Julian Huxley and the quantification of relative growth

Abstract

In 1932, Julian Huxley introduced biologists around the world to a simple method for fitting two-parameter power equations, $$ Y\, = \,b \times \, X^{k} $$, to bivariate observations that follow a curvilinear path on the arithmetic (= linear) scale. The method entails fitting a straight line to logarithmic transformations of the data and then (at least implicitly) back-transforming the resulting equation to the arithmetic domain. This general approach continues to be in wide use by students of biological allometry despite its several limitations and shortcomings.
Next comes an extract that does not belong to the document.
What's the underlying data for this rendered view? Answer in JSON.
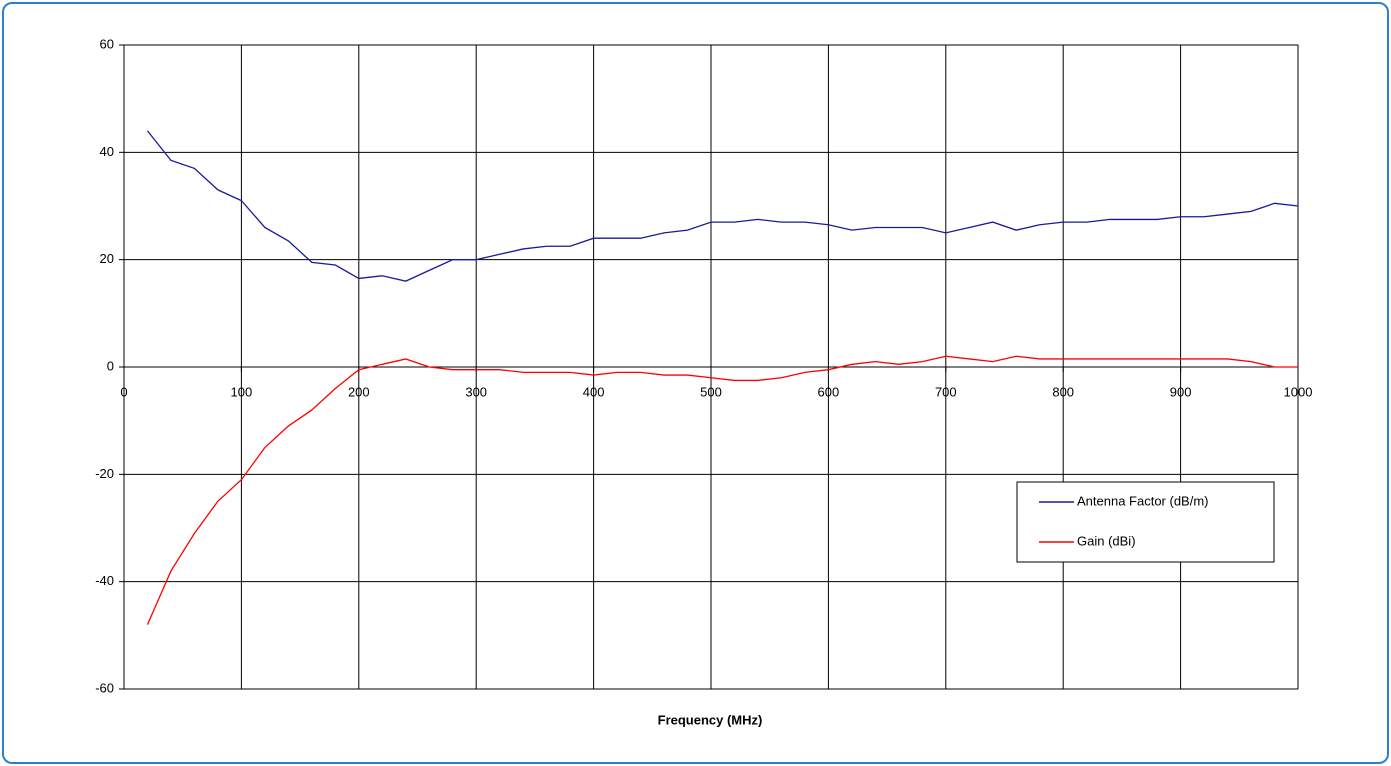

For example, Huxley’s allometric method requires that the bivariate data of interest follow the path of a straight line in log domain (i.e., that the data be loglinear). However, many datasets that are otherwise suitable for allometric analysis do not meet the requirement for loglinearity and consequently are beyond the scope of Huxley’s method. Such data can usually be examined in the untransformed state by nonlinear regression, and the regression approach enables investigators to fit models with different functional form and random error. Moreover, by combining nonlinear regression with a categorical variable, investigators can compare sets of observations that follow curvilinear paths on the arithmetic scale. The regression protocol is illustrated by re-examining data for relative growth by the internal hinge ligament in a bivalve mollusk and by the elongated snout in garfish (Actinopterygii). The methodology promoted by Huxley has played a major role in development of the field of biological allometry, but the procedure has been superseded by nonlinear regression.